Jonah shook his head with a weary smile. “I don’t want you to worry about it, Lexi. It’s in the past now.”
Which meant she absolutely had made his childhood a misery. God, I hated that woman.
“Speaking of Cora, do you know why she was here today?”
Jonah’s brows drew together. “What do you mean?”
“I saw her here today. She was on my floor, using the restrooms there. She smiled at me when she saw me, like she wasn’t surprised. But I was shocked. And that was a good few minutes before I spotted your thermos.”
Jonah put his head in his hands. “Did Cora see you coming up here?”

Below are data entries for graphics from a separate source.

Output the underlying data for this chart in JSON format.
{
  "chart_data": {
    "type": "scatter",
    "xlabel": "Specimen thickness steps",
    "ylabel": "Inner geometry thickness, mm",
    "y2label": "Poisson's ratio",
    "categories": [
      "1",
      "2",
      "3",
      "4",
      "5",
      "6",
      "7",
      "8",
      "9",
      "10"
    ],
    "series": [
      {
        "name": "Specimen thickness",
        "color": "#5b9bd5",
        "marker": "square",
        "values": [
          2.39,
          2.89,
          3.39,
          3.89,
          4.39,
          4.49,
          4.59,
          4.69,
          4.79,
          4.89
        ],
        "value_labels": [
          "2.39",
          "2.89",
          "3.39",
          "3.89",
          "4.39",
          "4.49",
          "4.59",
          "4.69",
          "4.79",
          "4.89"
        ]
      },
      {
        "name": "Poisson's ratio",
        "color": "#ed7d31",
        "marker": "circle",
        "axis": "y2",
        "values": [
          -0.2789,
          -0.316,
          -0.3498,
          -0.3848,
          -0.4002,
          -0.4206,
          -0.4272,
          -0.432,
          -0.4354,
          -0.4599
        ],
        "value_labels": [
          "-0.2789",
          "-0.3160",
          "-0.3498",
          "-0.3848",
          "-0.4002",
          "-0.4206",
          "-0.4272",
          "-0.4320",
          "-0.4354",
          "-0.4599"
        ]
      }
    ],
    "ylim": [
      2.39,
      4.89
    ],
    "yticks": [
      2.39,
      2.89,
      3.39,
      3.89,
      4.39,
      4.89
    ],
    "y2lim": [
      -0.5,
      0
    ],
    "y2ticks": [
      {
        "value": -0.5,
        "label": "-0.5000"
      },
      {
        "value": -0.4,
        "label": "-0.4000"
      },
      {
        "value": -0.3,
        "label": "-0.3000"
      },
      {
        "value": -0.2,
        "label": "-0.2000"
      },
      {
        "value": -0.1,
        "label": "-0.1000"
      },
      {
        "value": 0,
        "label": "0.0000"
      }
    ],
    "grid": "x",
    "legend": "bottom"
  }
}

I shook my head, remembering how I’d felt the older woman’s eyes follow me while I walked back to my desk alone. “No, she didn’t.”
“Fuck,” Jonah growled.
“What’s going on?” I asked, worried.
“Lexi,” Jonah said, his voice quieter now, “Cora’s been trying to push me out of the CEO role at my Dad’s company. She’s subtle about it, but it’s constant. She wants her nephew to be CEO instead, and won’t waste an opportunity to drop these little comments in front of the board. Jabs about me being too emotional or too personally involved.”
A knot rose in my throat, sharp and aching. Damn. I hated that someone was working so deliberately to unsettle him.
And she’d zeroed in on our … attraction?
“If she was here, digging up details about you, it means she’s going to try to use it against me to push me out of my job. She’s friendly with the board of directors. She’s figured out that we’re seeing each other, and she knows you’re an employee. She has all the ammo she needs. The question is, when she will act on it.”
I felt my heart race. My job would be done for if news of our date got out. And going by Jonah’s assessment of Cora, she would do everything she could to take him down with it.
“The only saving grace is that Cora just saw us together once,” Jonah continued, his mind clearly working through the angles. “I can spin that as a one-time dinner that won’t repeat. We’re lucky she didn’t see you coming up here. Because then we’d definitely be in trouble.”
“What does this mean for us?” I asked, realizing as I asked it, that now that I was finally willing to embrace the idea of us, there might no longer be a possibility of it.
The silence stretched between us, heavy with everything we couldn’t say.
Jonah ran a hand through his hair, his expression pained. His hand reached out, hesitating for just a moment before his fingers gently brushed my cheek.
“What this means is,” he said slowly, his voice rough with frustration and something deeper. “I need to get to the bottom of this. To understand what Cora wants and undo whatever leverage she thinks she has. And we need to keep our distance at work until I can handle this.”
I stood up, backing away from him a few steps, and he followed reluctantly, as if it physically pained him to put distance between us.
I turned and made for the door. When I reached for the handle, I hesitated. I turned back, and his jaw was still tight, his eyes fixed on me with an intensity that made my breath catch.
“Lexi, I—” He started, then stopped himself, his throat working as he swallowed whatever he’d been about to say. “Trust me. Give me a few days. I’ll take care of this. I promise.” The dejection in his eyes told me how much this cost him. “You’re not something I’m willing to lose. Not to Cora, not to anyone.”
I stared at him for a moment, unable to process his words. I had spent a considerable amount of time with Dylan and my mom, both of whom were people I couldn’t trust. With Jonah, I trusted him completely—I believed he wanted to fix this. But unfortunately for me, he was the wrong person for me at this time. The world wouldn’t approve of us. And even with the best intentions, some things couldn’t be fixed.
What if Cora’s threat was too big? What if even after my internship ended, the damage would already be done?
I didn’t know what to believe anymore, and I didn’t want to stay around watching him try to solve the unsolvable. I didn’twant to ruin myself further emotionally by hoping for something impossible.
I opened the door and strode out, past a startled Kacie as I raced for the stairwell, where I let the tears fall freely.
24
LEXI
After my meeting with Jonah, I spent ten minutes in the stairwell, crying frustrated tears.
I was angry at myself for crying. Jonah had only asked for a few days, not forever. But something about the way he’d looked at me, the way he’d promised to fix this, reminded me too much of Dylan’s empty promises. Of my mother’s assurances that things would get better. I knew Jonah was different, but my body didn’t care about logic. It just knew the sick feeling of waiting for someone to choose you, and the crushing disappointment when they couldn’t.